Tools to work with Data Commons. Part of the bblocks projects.

Project description

bblocks-datacommons-tools

Manage and load data to custom Data Commons instances

Custom Data Commons requires that you provide your data in a specific schema, format, and file structure.

At a high level, you need to provide the following:

All observations data must be in CSV format, using a predefined schema.
You must also provide a JSON configuration file, named config.json, that specifies how to map and resolve the CSV contents to the Data Commons schema knowledge graph.
Depending on how you define your statistical variables (metrics), you may need to provide MCF (Meta Content Framework) files.
You may also need to define new custom entities.

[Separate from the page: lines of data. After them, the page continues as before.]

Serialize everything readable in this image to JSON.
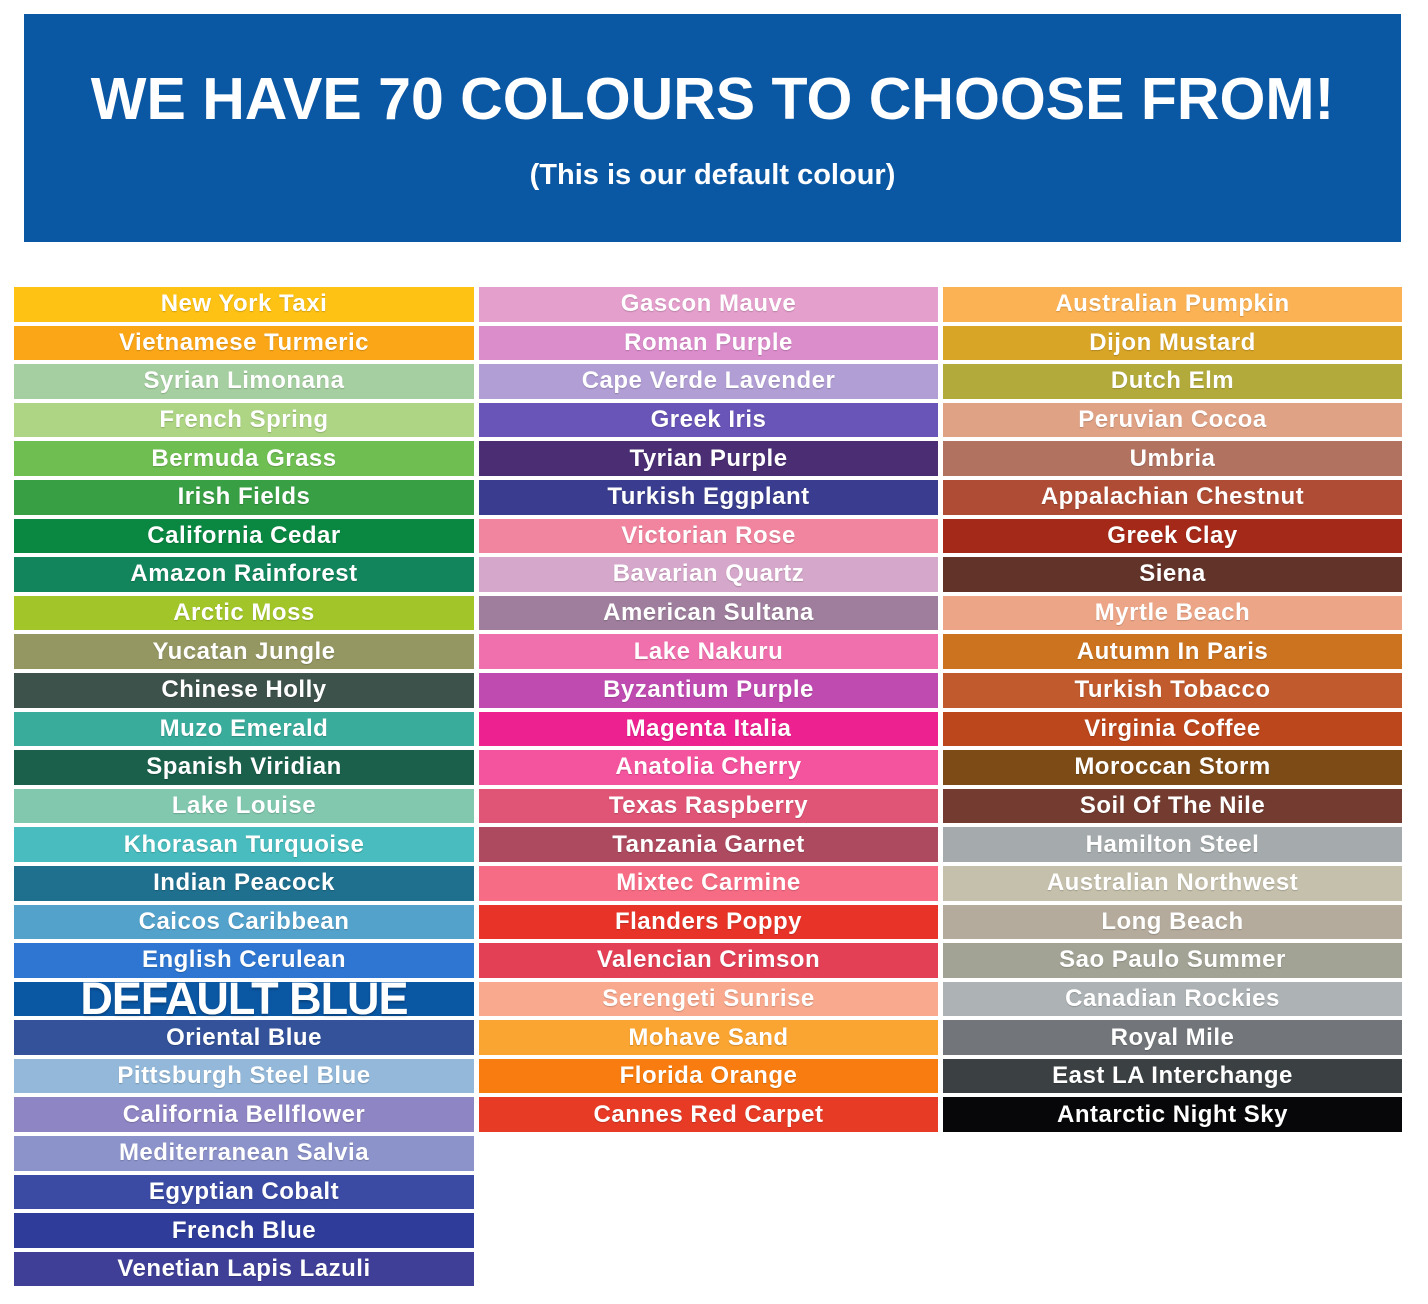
{
  "header": {
    "title": "WE HAVE 70 COLOURS TO CHOOSE FROM!",
    "subtitle": "(This is our default colour)",
    "background": "#0A57A4",
    "text_color": "#FFFFFF"
  },
  "colour_count": 70,
  "columns": [
    {
      "swatches": [
        {
          "name": "New York Taxi",
          "color": "#FEC214"
        },
        {
          "name": "Vietnamese Turmeric",
          "color": "#FAA617"
        },
        {
          "name": "Syrian Limonana",
          "color": "#A5CFA0"
        },
        {
          "name": "French Spring",
          "color": "#AED584"
        },
        {
          "name": "Bermuda Grass",
          "color": "#6FBE52"
        },
        {
          "name": "Irish Fields",
          "color": "#389F45"
        },
        {
          "name": "California Cedar",
          "color": "#0A8741"
        },
        {
          "name": "Amazon Rainforest",
          "color": "#12855C"
        },
        {
          "name": "Arctic Moss",
          "color": "#A2C629"
        },
        {
          "name": "Yucatan Jungle",
          "color": "#959763"
        },
        {
          "name": "Chinese Holly",
          "color": "#3E524C"
        },
        {
          "name": "Muzo Emerald",
          "color": "#3AAC9C"
        },
        {
          "name": "Spanish Viridian",
          "color": "#1A604B"
        },
        {
          "name": "Lake Louise",
          "color": "#82C8AF"
        },
        {
          "name": "Khorasan Turquoise",
          "color": "#48BCBE"
        },
        {
          "name": "Indian Peacock",
          "color": "#1F6F8F"
        },
        {
          "name": "Caicos Caribbean",
          "color": "#53A2CB"
        },
        {
          "name": "English Cerulean",
          "color": "#2E76D1"
        },
        {
          "name": "DEFAULT BLUE",
          "color": "#0A57A4",
          "default": true
        },
        {
          "name": "Oriental Blue",
          "color": "#33529A"
        },
        {
          "name": "Pittsburgh Steel Blue",
          "color": "#93B8D9"
        },
        {
          "name": "California Bellflower",
          "color": "#8E85C4"
        },
        {
          "name": "Mediterranean Salvia",
          "color": "#8C93CA"
        },
        {
          "name": "Egyptian Cobalt",
          "color": "#3B4BA4"
        },
        {
          "name": "French Blue",
          "color": "#2F3C9A"
        },
        {
          "name": "Venetian Lapis Lazuli",
          "color": "#3F3F97"
        }
      ]
    },
    {
      "swatches": [
        {
          "name": "Gascon Mauve",
          "color": "#E49FCC"
        },
        {
          "name": "Roman Purple",
          "color": "#DA8CCB"
        },
        {
          "name": "Cape Verde Lavender",
          "color": "#B19ED4"
        },
        {
          "name": "Greek Iris",
          "color": "#6954B7"
        },
        {
          "name": "Tyrian Purple",
          "color": "#4A2D73"
        },
        {
          "name": "Turkish Eggplant",
          "color": "#3A3D8F"
        },
        {
          "name": "Victorian Rose",
          "color": "#F1849E"
        },
        {
          "name": "Bavarian Quartz",
          "color": "#D5A7CA"
        },
        {
          "name": "American Sultana",
          "color": "#9E7E9C"
        },
        {
          "name": "Lake Nakuru",
          "color": "#F06FAD"
        },
        {
          "name": "Byzantium Purple",
          "color": "#BF4BB1"
        },
        {
          "name": "Magenta Italia",
          "color": "#EE2190"
        },
        {
          "name": "Anatolia Cherry",
          "color": "#F4539E"
        },
        {
          "name": "Texas Raspberry",
          "color": "#E05576"
        },
        {
          "name": "Tanzania Garnet",
          "color": "#AD4A5F"
        },
        {
          "name": "Mixtec Carmine",
          "color": "#F76C85"
        },
        {
          "name": "Flanders Poppy",
          "color": "#E83428"
        },
        {
          "name": "Valencian Crimson",
          "color": "#E33F55"
        },
        {
          "name": "Serengeti Sunrise",
          "color": "#F9A98D"
        },
        {
          "name": "Mohave Sand",
          "color": "#FAA431"
        },
        {
          "name": "Florida Orange",
          "color": "#F87C0F"
        },
        {
          "name": "Cannes Red Carpet",
          "color": "#E73B26"
        }
      ]
    },
    {
      "swatches": [
        {
          "name": "Australian Pumpkin",
          "color": "#FBB254"
        },
        {
          "name": "Dijon Mustard",
          "color": "#D8A526"
        },
        {
          "name": "Dutch Elm",
          "color": "#B2AA3B"
        },
        {
          "name": "Peruvian Cocoa",
          "color": "#DFA285"
        },
        {
          "name": "Umbria",
          "color": "#B17260"
        },
        {
          "name": "Appalachian Chestnut",
          "color": "#AF4C35"
        },
        {
          "name": "Greek Clay",
          "color": "#A42918"
        },
        {
          "name": "Siena",
          "color": "#623329"
        },
        {
          "name": "Myrtle Beach",
          "color": "#ECA687"
        },
        {
          "name": "Autumn In Paris",
          "color": "#CB731F"
        },
        {
          "name": "Turkish Tobacco",
          "color": "#C15B2D"
        },
        {
          "name": "Virginia Coffee",
          "color": "#BC471D"
        },
        {
          "name": "Moroccan Storm",
          "color": "#7C4B16"
        },
        {
          "name": "Soil Of The Nile",
          "color": "#743C30"
        },
        {
          "name": "Hamilton Steel",
          "color": "#A5ABAC"
        },
        {
          "name": "Australian Northwest",
          "color": "#C5C0AB"
        },
        {
          "name": "Long Beach",
          "color": "#B4AB9C"
        },
        {
          "name": "Sao Paulo Summer",
          "color": "#A2A394"
        },
        {
          "name": "Canadian Rockies",
          "color": "#ADB2B4"
        },
        {
          "name": "Royal Mile",
          "color": "#72767A"
        },
        {
          "name": "East LA Interchange",
          "color": "#3B4042"
        },
        {
          "name": "Antarctic Night Sky",
          "color": "#070709"
        }
      ]
    }
  ]
}
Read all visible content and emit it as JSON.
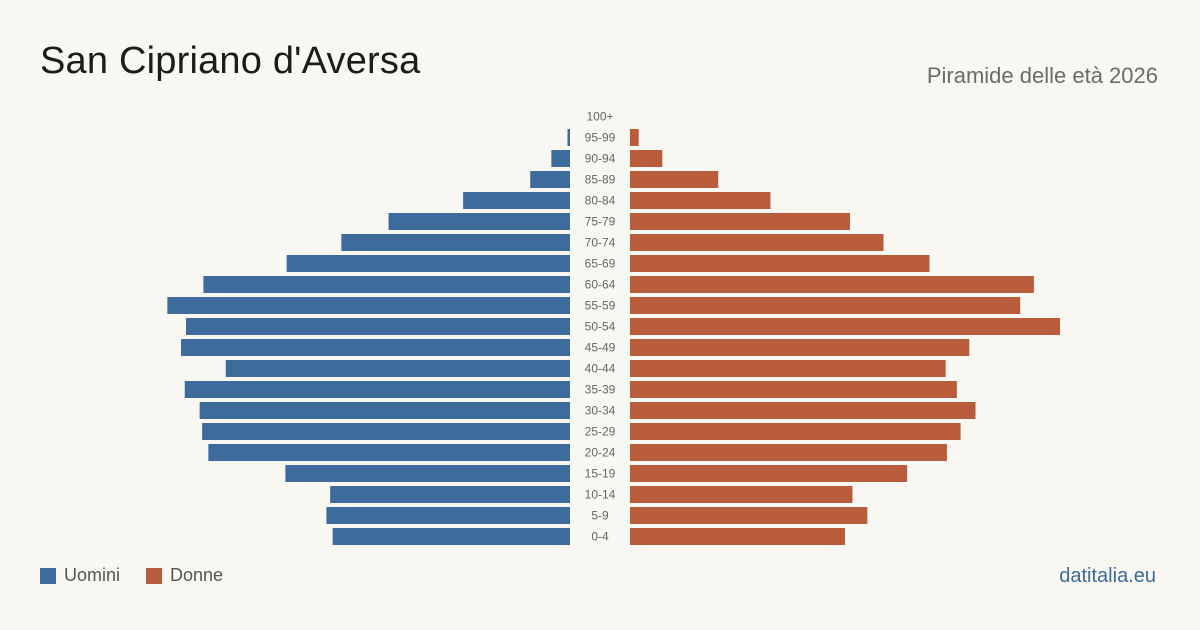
{
  "header": {
    "title": "San Cipriano d'Aversa",
    "subtitle": "Piramide delle età 2026"
  },
  "legend": {
    "men_label": "Uomini",
    "women_label": "Donne"
  },
  "brand": "datitalia.eu",
  "colors": {
    "men": "#3d6b9c",
    "women": "#b85c3c",
    "background": "#f9f7f2",
    "label": "#666666"
  },
  "chart_data": {
    "type": "bar",
    "orientation": "horizontal-pyramid",
    "categories": [
      "100+",
      "95-99",
      "90-94",
      "85-89",
      "80-84",
      "75-79",
      "70-74",
      "65-69",
      "60-64",
      "55-59",
      "50-54",
      "45-49",
      "40-44",
      "35-39",
      "30-34",
      "25-29",
      "20-24",
      "15-19",
      "10-14",
      "5-9",
      "0-4"
    ],
    "series": [
      {
        "name": "Uomini",
        "values": [
          0,
          2,
          15,
          32,
          86,
          146,
          184,
          228,
          295,
          324,
          309,
          313,
          277,
          310,
          298,
          296,
          291,
          229,
          193,
          196,
          191
        ]
      },
      {
        "name": "Donne",
        "values": [
          0,
          7,
          26,
          71,
          113,
          177,
          204,
          241,
          325,
          314,
          346,
          273,
          254,
          263,
          278,
          266,
          255,
          223,
          179,
          191,
          173
        ]
      }
    ],
    "xlim": [
      0,
      346
    ],
    "legend_position": "bottom-left"
  }
}
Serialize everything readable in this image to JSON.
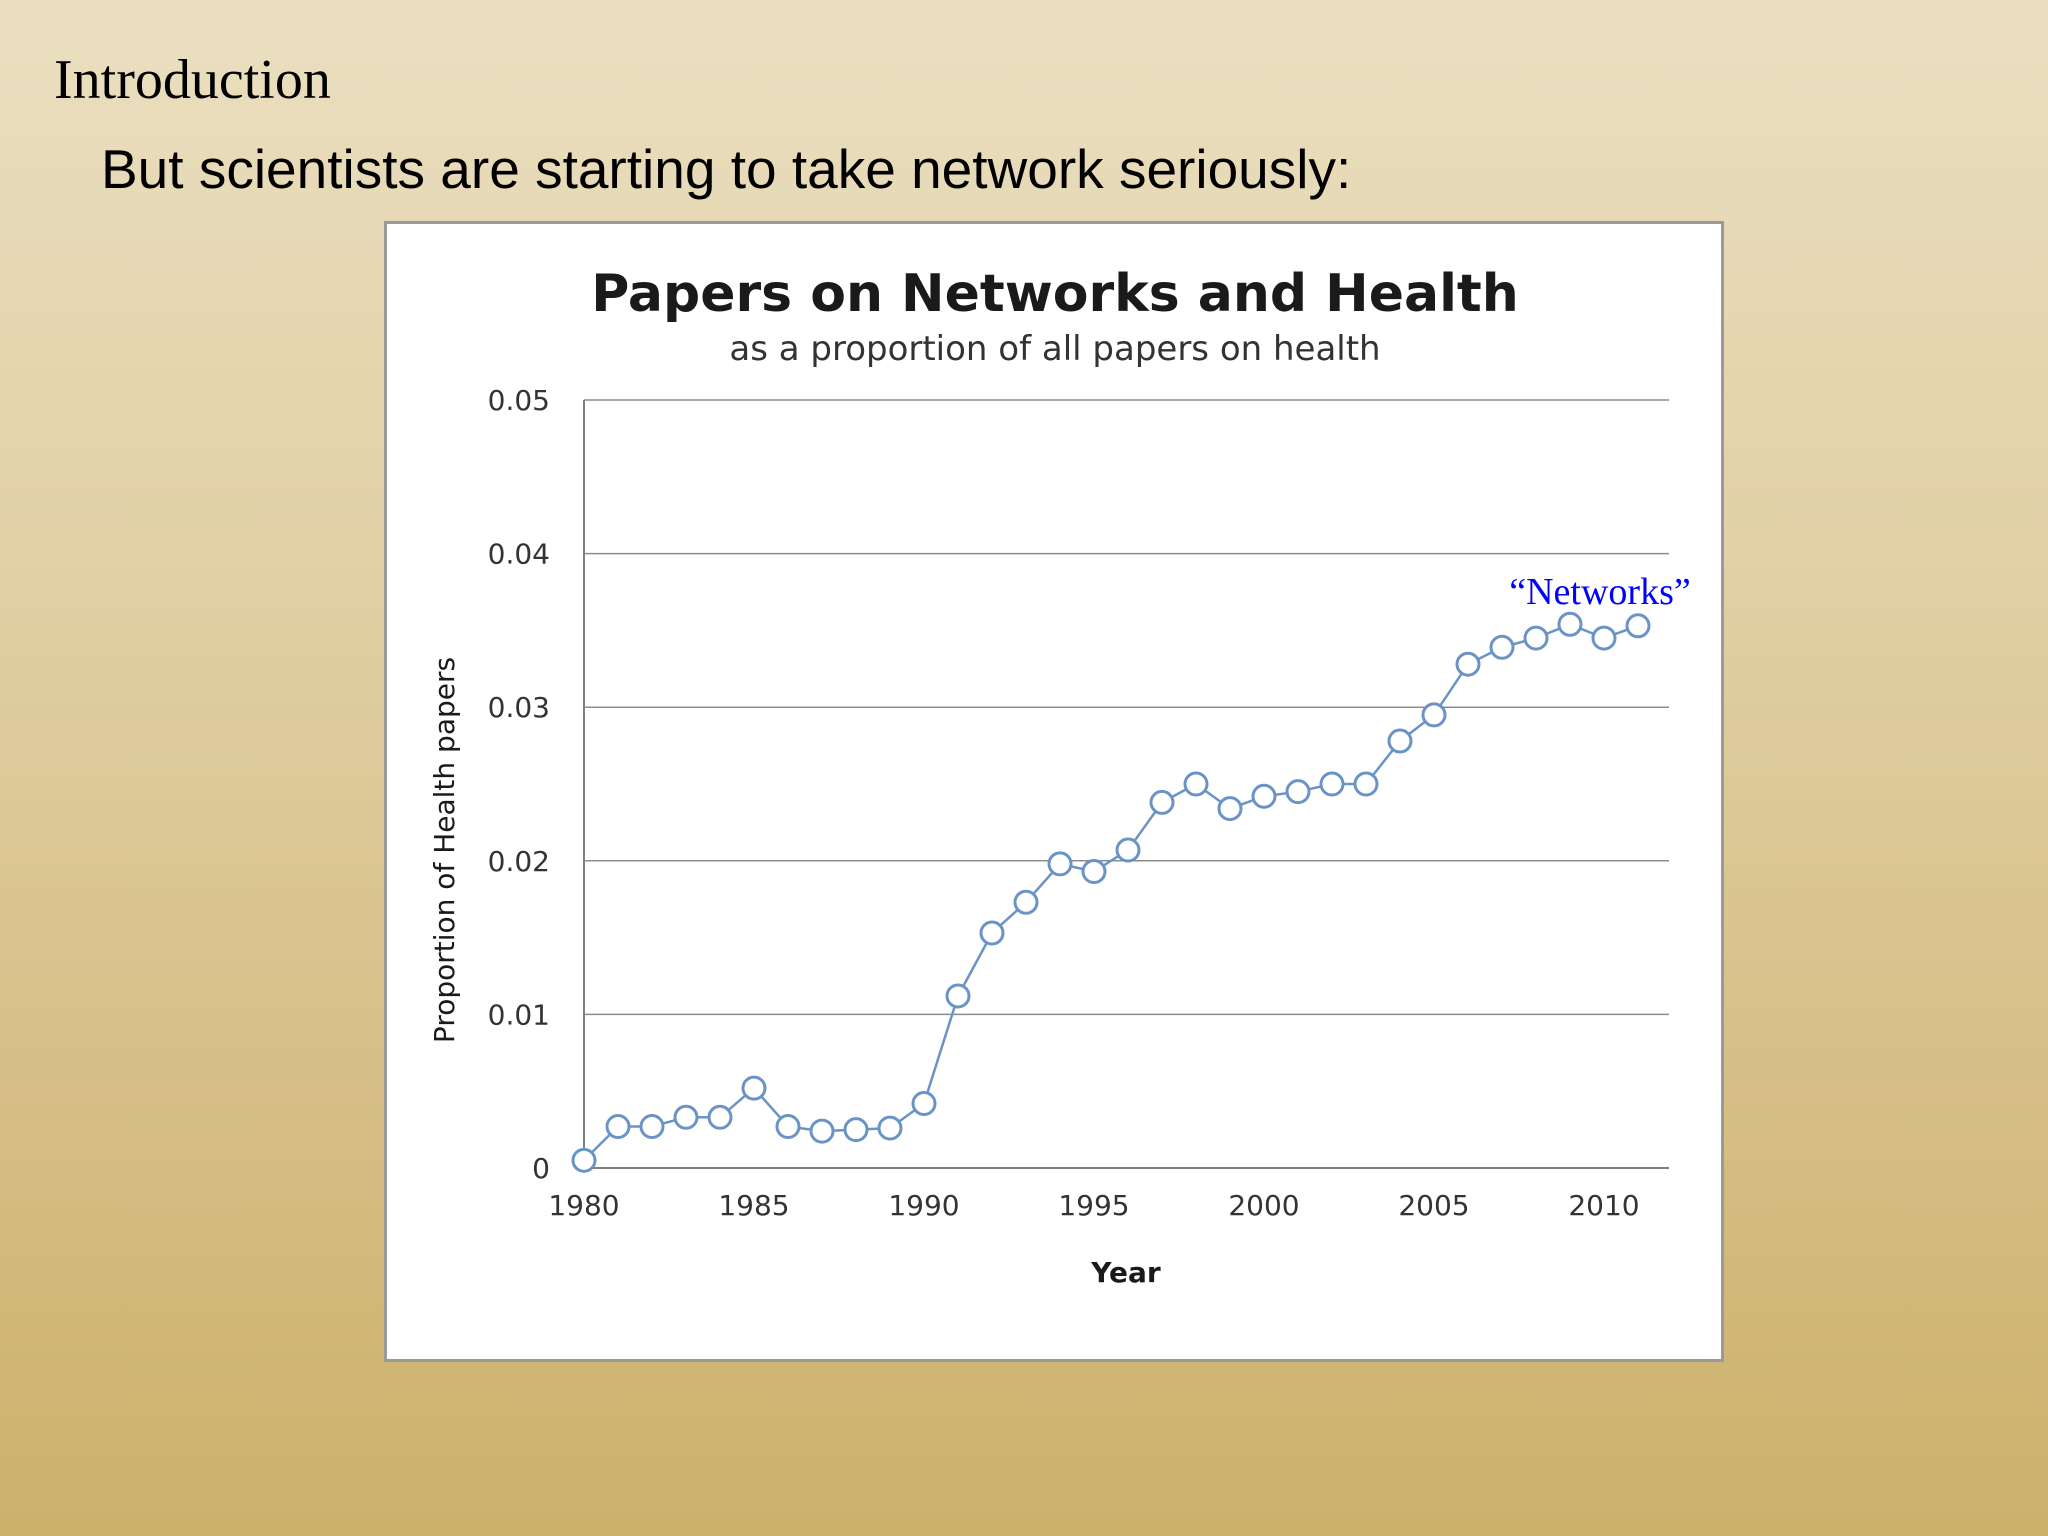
{
  "slide": {
    "heading": "Introduction",
    "subheading": "But scientists are starting to take network seriously:"
  },
  "chart_data": {
    "type": "line",
    "title": "Papers on Networks and Health",
    "subtitle": "as a proportion of all papers on health",
    "xlabel": "Year",
    "ylabel": "Proportion of Health papers",
    "xlim": [
      1980,
      2012
    ],
    "ylim": [
      0,
      0.05
    ],
    "x_ticks": [
      1980,
      1985,
      1990,
      1995,
      2000,
      2005,
      2010
    ],
    "y_ticks": [
      0,
      0.01,
      0.02,
      0.03,
      0.04,
      0.05
    ],
    "y_tick_labels": [
      "0",
      "0.01",
      "0.02",
      "0.03",
      "0.04",
      "0.05"
    ],
    "grid": true,
    "line_color": "#6a93c6",
    "series": [
      {
        "label": "“Networks”",
        "x": [
          1980,
          1981,
          1982,
          1983,
          1984,
          1985,
          1986,
          1987,
          1988,
          1989,
          1990,
          1991,
          1992,
          1993,
          1994,
          1995,
          1996,
          1997,
          1998,
          1999,
          2000,
          2001,
          2002,
          2003,
          2004,
          2005,
          2006,
          2007,
          2008,
          2009,
          2010,
          2011
        ],
        "y": [
          0.0005,
          0.0027,
          0.0027,
          0.0033,
          0.0033,
          0.0052,
          0.0027,
          0.0024,
          0.0025,
          0.0026,
          0.0042,
          0.0112,
          0.0153,
          0.0173,
          0.0198,
          0.0193,
          0.0207,
          0.0238,
          0.025,
          0.0234,
          0.0242,
          0.0245,
          0.025,
          0.025,
          0.0278,
          0.0295,
          0.0328,
          0.0339,
          0.0345,
          0.0354,
          0.0345,
          0.0353
        ]
      }
    ]
  }
}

Managing this workflow by hand is tedious and easy to get wrong.

The bblocks.datacommons_tools package streamlines that process. It provides a Python API and command line utilities for building config files, generating MCF from CSV metadata and running the data load pipeline on Google Cloud.

Use this package when you want to:

Manage config.json files programmatically.
Define statistical variables, entities or groups using MCF files.
Programmatically upload CSVs, MCF files, and the config.json file to Cloud Storage, trigger the load job and redeploy your custom Data Commons service with code.

In short, datacommons-tools removes much of the manual work involved in setting up and maintaining a custom Data Commons Knowledge Graph.

bblocks-datacommons-tools is part of the bblocks ecosystem, a set of Python packages designed as building blocks for working with data in the international development and humanitarian sectors.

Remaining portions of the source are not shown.